History of WaHI

Spuyten Duyvil Creek    

NYC Dept. of Parks & Recreation (December 2000)

Spuyten DuyvilThere has been much speculation concerning the origin of the name “Spuyten Duyvil.” Dutch in origin, Spuyten Duyvil can be translated in two ways, depending on the pronunciation. One translation is “Devil’s whirlpool,” and indeed, sections of the creek were sometimes turbulent during high tide. The second interpretation is “to spite the Devil.” This translation was popularized by Washington Irving’s story in which a Dutch trumpeter vowed to swim across the turbulent creek during the British attack on New Amsterdam “en spijt den Duyvil (in spite of the Devil).”

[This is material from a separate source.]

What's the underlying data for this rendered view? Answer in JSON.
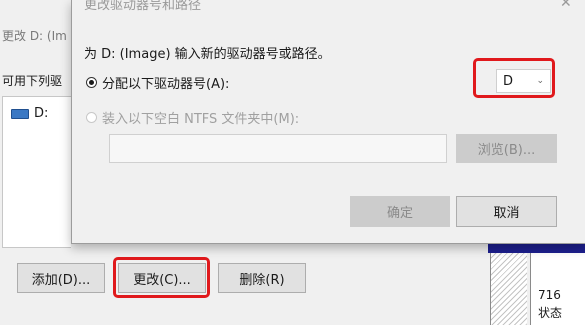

Running from the Hudson River to the Harlem River, the Spuyten Duyvil Creek marks the northernmost tip of Manhattan Island. The creek’s significance is revealed through local Native American legends, an era of Dutch settlement, and laborious years of altering its natural course for commercial purposes. Eventually renamed the Harlem River Ship Canal (also the U.S. Ship Canal), this tidal strait has splendid views, and a variety of wildlife that still thrives despite years of human-induced change.

Lenape Indians inhabited the area for thousands of years. A Lenape settlement once stood on the Bronx side of the creek, in the area above where Columbia’s huge letter C can be seen today. Columbia University rowers painted the letter C for themselves and for their school’s teams, which play at Baker Field/Wien Stadium across the creek. The Lenape Indians called the banks of the Spuyten Duyvil Shorakapok, which has commonly been translated as “the sitting down place” or “the place between the ridges.” With an abundance of oysters, fish, waterfowl, and a diversity of other creatures, this region was an ideal hunting and fishing ground for the Lenape. Additionally, they relied on the innumerable freshwater springs that meandered throughout the vast wetlands.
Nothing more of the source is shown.